Jeder Vierte schaltet ab – mitten im Schichtbetrieb

Die Zahlen sind ein Warnsignal, das kaum lauter sein könnte: 28 Prozent der deutschen Arbeitnehmer machen 2024 nur noch das, was unbedingt nötig ist. Kein Engagement, kein Extra-Einsatz, kein Blick über den Tellerrand.

So zumindest das Ergebnis der neuen EY-Jobstudie, für die 2.000 Beschäftigte befragt wurden. Der Anteil der Hochmotivierten liegt bei nur noch 18 Prozent – ein dramatischer Einbruch gegenüber 42 Prozent im Jahr 2019.

Der Abwärtstrend ist eindeutig. Und gefährlich. Denn was in den Büros, Werkshallen und Homeoffices des Landes passiert, ist keine Laune – sondern ein strukturelles Problem mit Milliardenkosten.

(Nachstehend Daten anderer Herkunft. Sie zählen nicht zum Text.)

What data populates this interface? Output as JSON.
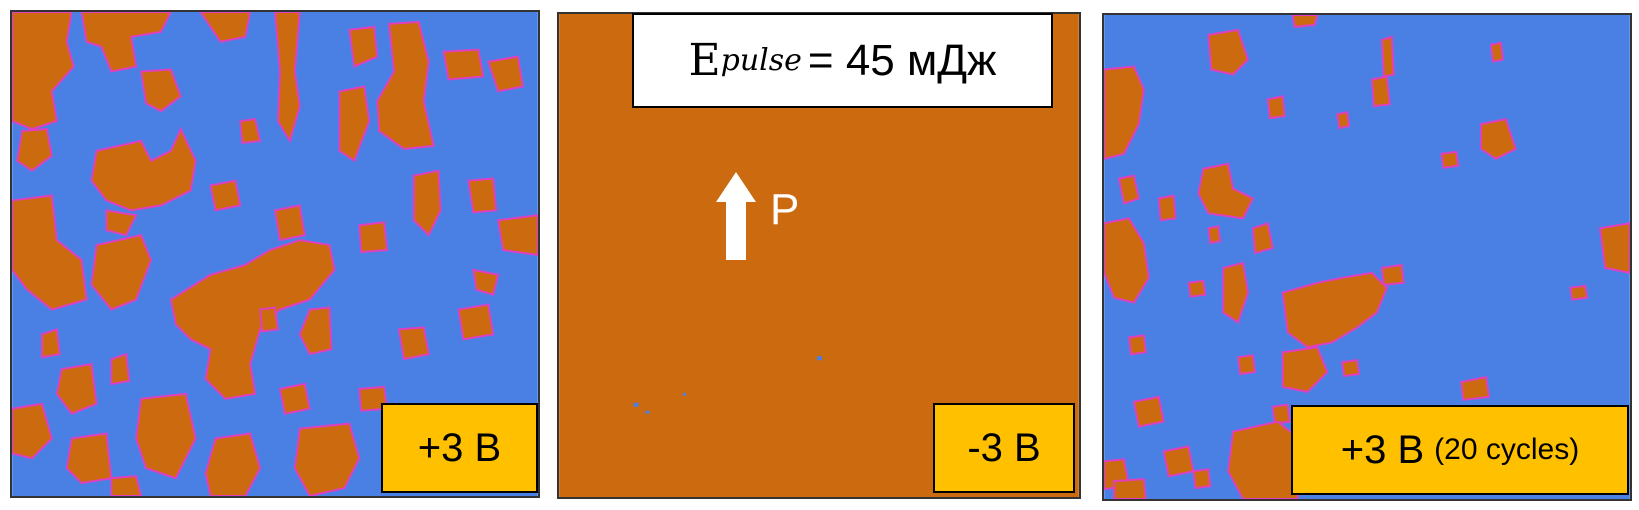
{
  "colors": {
    "down_domain": "#4a80e3",
    "up_domain": "#cc6a10",
    "wall": "#e040c0",
    "label_bg": "#ffc000"
  },
  "panels": [
    {
      "voltage": "+3 В",
      "note": ""
    },
    {
      "voltage": "-3 В",
      "note": ""
    },
    {
      "voltage": "+3 В",
      "note": "(20 cycles)"
    }
  ],
  "energy": {
    "symbol": "E",
    "subscript": "pulse",
    "value": "= 45 мДж"
  },
  "polarization": {
    "icon": "arrow-up-icon",
    "label": "P"
  }
}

Was kostet fehlende Motivation? Milliarden

„Die Unternehmen verlieren mit jedem demotivierten Mitarbeitenden nicht nur Effizienz – sie verbrennen bares Geld“, sagt Jan-Rainer Hinz, Arbeitsdirektor bei EY. Laut seiner Einschätzung geht durch das brachliegende Potenzial ein Milliardenbetrag an möglichem Umsatz verloren.

Mittel- und langfristig droht ein weiteres Problem: Wer innerlich gekündigt hat, ist wechselbereit. Der Fachkräftemangel wird damit zur tickenden Zeitbombe.

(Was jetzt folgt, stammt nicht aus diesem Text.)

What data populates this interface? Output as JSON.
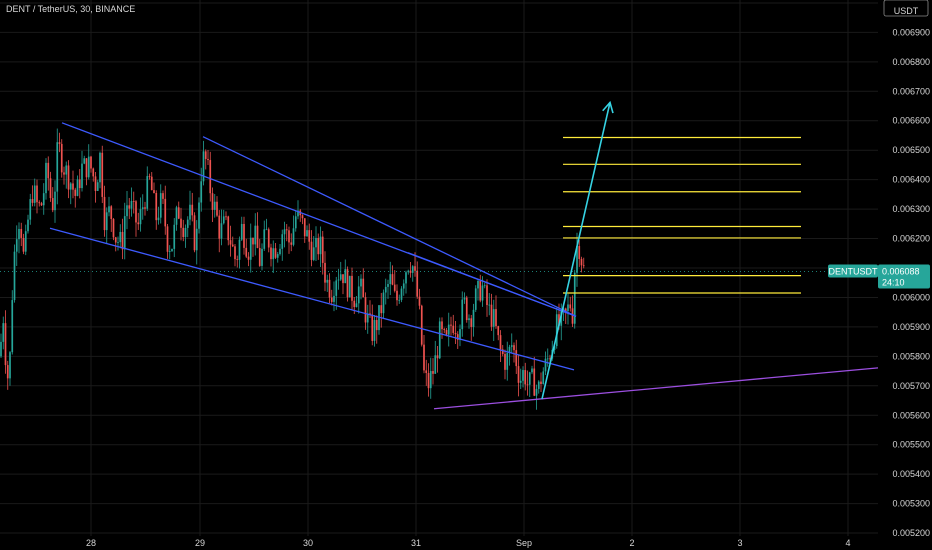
{
  "header": {
    "title": "DENT / TetherUS, 30, BINANCE"
  },
  "colors": {
    "background": "#000000",
    "up": "#26a69a",
    "down": "#ef5350",
    "channel": "#3d5afe",
    "fib": "#ffeb3b",
    "arrow": "#36d3e3",
    "support": "#9c4fe0",
    "tag_bg": "#26a69a",
    "grid": "#1a1a1a"
  },
  "chart_data": {
    "type": "candlestick",
    "symbol": "DENTUSDT",
    "last_price": "0.006088",
    "countdown": "24:10",
    "currency_label": "USDT",
    "ylim": [
      0.00519,
      0.00701
    ],
    "x_ticks": [
      "28",
      "29",
      "30",
      "31",
      "Sep",
      "2",
      "3",
      "4"
    ],
    "y_ticks": [
      "0.005200",
      "0.005300",
      "0.005400",
      "0.005500",
      "0.005600",
      "0.005700",
      "0.005800",
      "0.005900",
      "0.006000",
      "0.006100",
      "0.006200",
      "0.006300",
      "0.006400",
      "0.006500",
      "0.006600",
      "0.006700",
      "0.006800",
      "0.006900",
      "0.007000"
    ],
    "y_values": [
      0.0052,
      0.0053,
      0.0054,
      0.0055,
      0.0056,
      0.0057,
      0.0058,
      0.0059,
      0.006,
      0.0061,
      0.0062,
      0.0063,
      0.0064,
      0.0065,
      0.0066,
      0.0067,
      0.0068,
      0.0069,
      0.007
    ],
    "price_path": [
      [
        0,
        0.0058
      ],
      [
        3,
        0.00595
      ],
      [
        6,
        0.00578
      ],
      [
        9,
        0.0057
      ],
      [
        12,
        0.006
      ],
      [
        15,
        0.00618
      ],
      [
        18,
        0.00628
      ],
      [
        21,
        0.00624
      ],
      [
        24,
        0.00612
      ],
      [
        28,
        0.00626
      ],
      [
        33,
        0.00637
      ],
      [
        38,
        0.0063
      ],
      [
        42,
        0.00632
      ],
      [
        47,
        0.00644
      ],
      [
        52,
        0.0063
      ],
      [
        55,
        0.00638
      ],
      [
        58,
        0.00652
      ],
      [
        63,
        0.00645
      ],
      [
        70,
        0.0064
      ],
      [
        76,
        0.00634
      ],
      [
        82,
        0.00644
      ],
      [
        90,
        0.00645
      ],
      [
        96,
        0.00638
      ],
      [
        100,
        0.00648
      ],
      [
        105,
        0.00625
      ],
      [
        110,
        0.0063
      ],
      [
        116,
        0.0062
      ],
      [
        122,
        0.00618
      ],
      [
        126,
        0.00632
      ],
      [
        132,
        0.0063
      ],
      [
        138,
        0.00624
      ],
      [
        144,
        0.00633
      ],
      [
        150,
        0.0064
      ],
      [
        156,
        0.00627
      ],
      [
        162,
        0.00633
      ],
      [
        168,
        0.00618
      ],
      [
        172,
        0.00618
      ],
      [
        178,
        0.0063
      ],
      [
        184,
        0.00624
      ],
      [
        190,
        0.00628
      ],
      [
        196,
        0.00617
      ],
      [
        200,
        0.0064
      ],
      [
        204,
        0.00648
      ],
      [
        207,
        0.00645
      ],
      [
        211,
        0.00635
      ],
      [
        215,
        0.0063
      ],
      [
        220,
        0.00622
      ],
      [
        225,
        0.00625
      ],
      [
        230,
        0.0062
      ],
      [
        236,
        0.00612
      ],
      [
        242,
        0.00624
      ],
      [
        248,
        0.00616
      ],
      [
        254,
        0.00622
      ],
      [
        260,
        0.00612
      ],
      [
        266,
        0.00622
      ],
      [
        272,
        0.00616
      ],
      [
        278,
        0.00618
      ],
      [
        284,
        0.00624
      ],
      [
        290,
        0.00618
      ],
      [
        296,
        0.00628
      ],
      [
        302,
        0.00625
      ],
      [
        308,
        0.0062
      ],
      [
        314,
        0.00615
      ],
      [
        320,
        0.00618
      ],
      [
        326,
        0.00606
      ],
      [
        332,
        0.00602
      ],
      [
        336,
        0.00608
      ],
      [
        342,
        0.00609
      ],
      [
        348,
        0.00604
      ],
      [
        354,
        0.006
      ],
      [
        360,
        0.00604
      ],
      [
        366,
        0.00594
      ],
      [
        372,
        0.00588
      ],
      [
        378,
        0.00592
      ],
      [
        384,
        0.006
      ],
      [
        390,
        0.00606
      ],
      [
        396,
        0.00598
      ],
      [
        402,
        0.00606
      ],
      [
        408,
        0.00612
      ],
      [
        412,
        0.00612
      ],
      [
        416,
        0.00604
      ],
      [
        420,
        0.00592
      ],
      [
        424,
        0.00574
      ],
      [
        428,
        0.0057
      ],
      [
        434,
        0.00576
      ],
      [
        440,
        0.00588
      ],
      [
        446,
        0.00584
      ],
      [
        452,
        0.00592
      ],
      [
        458,
        0.0059
      ],
      [
        464,
        0.00598
      ],
      [
        470,
        0.00593
      ],
      [
        476,
        0.006
      ],
      [
        482,
        0.00604
      ],
      [
        488,
        0.00596
      ],
      [
        494,
        0.00592
      ],
      [
        500,
        0.00582
      ],
      [
        506,
        0.00578
      ],
      [
        512,
        0.00584
      ],
      [
        516,
        0.00579
      ],
      [
        520,
        0.00572
      ],
      [
        524,
        0.00575
      ],
      [
        528,
        0.0057
      ],
      [
        533,
        0.00572
      ],
      [
        538,
        0.00568
      ],
      [
        542,
        0.00574
      ],
      [
        547,
        0.00578
      ],
      [
        552,
        0.00584
      ],
      [
        556,
        0.0059
      ],
      [
        561,
        0.00591
      ],
      [
        566,
        0.00594
      ],
      [
        570,
        0.00598
      ],
      [
        573,
        0.00594
      ],
      [
        575,
        0.00612
      ],
      [
        578,
        0.0062
      ],
      [
        581,
        0.00614
      ],
      [
        584,
        0.00609
      ]
    ],
    "drawings": {
      "channel_upper": [
        [
          62,
          0.006593
        ],
        [
          576,
          0.005936
        ]
      ],
      "channel_lower": [
        [
          50,
          0.006235
        ],
        [
          574,
          0.005754
        ]
      ],
      "wedge_upper": [
        [
          203,
          0.006546
        ],
        [
          576,
          0.005936
        ]
      ],
      "wedge_lower": [
        [
          408,
          0.006152
        ],
        [
          576,
          0.005936
        ]
      ],
      "support": [
        [
          434,
          0.005622
        ],
        [
          878,
          0.005761
        ]
      ],
      "arrow": [
        [
          542,
          0.005655
        ],
        [
          610,
          0.006662
        ]
      ],
      "fib_levels": [
        0.006543,
        0.006452,
        0.006359,
        0.006241,
        0.006202,
        0.006074,
        0.006015
      ],
      "fib_x": [
        563,
        801
      ]
    }
  }
}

Dabei trifft es nicht nur einzelne Branchen. Die Unlust zieht sich quer durch die Republik – von der Logistik bis zur Sachbearbeitung, vom Callcenter bis zur Konzernzentrale. Nur eine Gruppe tanzt aus der Reihe.

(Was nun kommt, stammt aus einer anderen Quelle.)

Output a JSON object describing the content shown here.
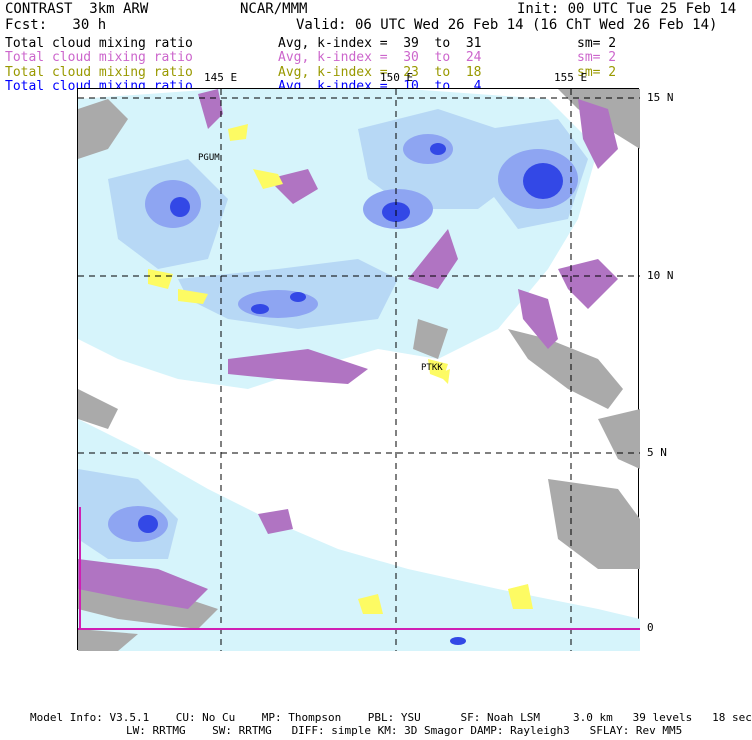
{
  "header": {
    "model": "CONTRAST  3km ARW",
    "org": "NCAR/MMM",
    "init": "Init: 00 UTC Tue 25 Feb 14",
    "fcst": "Fcst:   30 h",
    "valid": "Valid: 06 UTC Wed 26 Feb 14 (16 ChT Wed 26 Feb 14)"
  },
  "fields": [
    {
      "name": "Total cloud mixing ratio",
      "avg": "Avg, k-index =  39  to  31",
      "sm": "sm= 2",
      "color": "#000000"
    },
    {
      "name": "Total cloud mixing ratio",
      "avg": "Avg, k-index =  30  to  24",
      "sm": "sm= 2",
      "color": "#cc66cc"
    },
    {
      "name": "Total cloud mixing ratio",
      "avg": "Avg, k-index =  23  to  18",
      "sm": "sm= 2",
      "color": "#999900"
    },
    {
      "name": "Total cloud mixing ratio",
      "avg": "Avg, k-index =  10  to   4",
      "sm": "",
      "color": "#0000ff"
    }
  ],
  "map": {
    "lon_labels": [
      "145 E",
      "150 E",
      "155 E"
    ],
    "lat_labels": [
      "15 N",
      "10 N",
      "5 N",
      "0"
    ],
    "stations": [
      "PGUM",
      "PTKK"
    ],
    "colors": {
      "land": "#aaaaaa",
      "cloud_light": "#d6f4fb",
      "cloud_mid": "#b7d8f5",
      "cloud_blue": "#8ea5f2",
      "cloud_dark": "#3348e6",
      "purple": "#b074c2",
      "yellow": "#fdfb63",
      "equator": "#d01fb4"
    }
  },
  "footer": {
    "line1": "Model Info: V3.5.1    CU: No Cu    MP: Thompson    PBL: YSU      SF: Noah LSM     3.0 km   39 levels   18 sec",
    "line2": "LW: RRTMG    SW: RRTMG   DIFF: simple KM: 3D Smagor DAMP: Rayleigh3   SFLAY: Rev MM5"
  }
}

Während 67 % der Manager sich selbst als hochmotiviert sehen, herrscht im Team oft Dienst-nach-Vorschrift-Stimmung. Eine fatale Selbstwahrnehmung mit Folgen für die Unternehmenskultur.

Ausgerechnet der Staat motiviert besser

Überraschend gut schneidet ausgerechnet der Öffentliche Dienst ab. Dort bezeichnet sich immerhin jeder vierte Beschäftigte als hochmotiviert – deutlich mehr als im privaten Sektor, wo der Anteil bei nur 17 Prozent liegt.

Für viele mag das angesichts von Bürokratie, Digitalisierungsstau und Personalmangel erstaunlich klingen. Doch es zeigt: Arbeitsbedingungen, Verlässlichkeit und Planbarkeit sind offenbar mehr wert als ein Kickertisch und Gratiskaffee.

Auch auffällig: Führungskräfte fühlen sich noch vergleichsweise motiviert – zwei von drei Managern gaben das in der Umfrage an. Doch ihr Blick auf das „untere“ Drittel ist oft ein anderer. Wer regelmäßig mit Burnout, Überstunden und Unterbesetzung kämpft, verliert zwangsläufig irgendwann den inneren Antrieb.

Motivationskrise made in Germany – hausgemacht und unterschätzt

Der Vertrauensverlust in Arbeitgeber und Arbeit als solche ist oft hausgemacht. Immer mehr Beschäftigte erleben fehlende Wertschätzung, schlechte Führung und das Gefühl, nur eine Nummer im System zu sein.

Hinzu kommt: Die Balance zwischen Arbeit und Leben ist in vielen Branchen längst aus der Spur geraten. Wer abends erschöpft auf dem Sofa liegt und trotzdem das Gefühl hat, nichts geschafft zu haben, verliert irgendwann den Sinn – und damit die Motivation.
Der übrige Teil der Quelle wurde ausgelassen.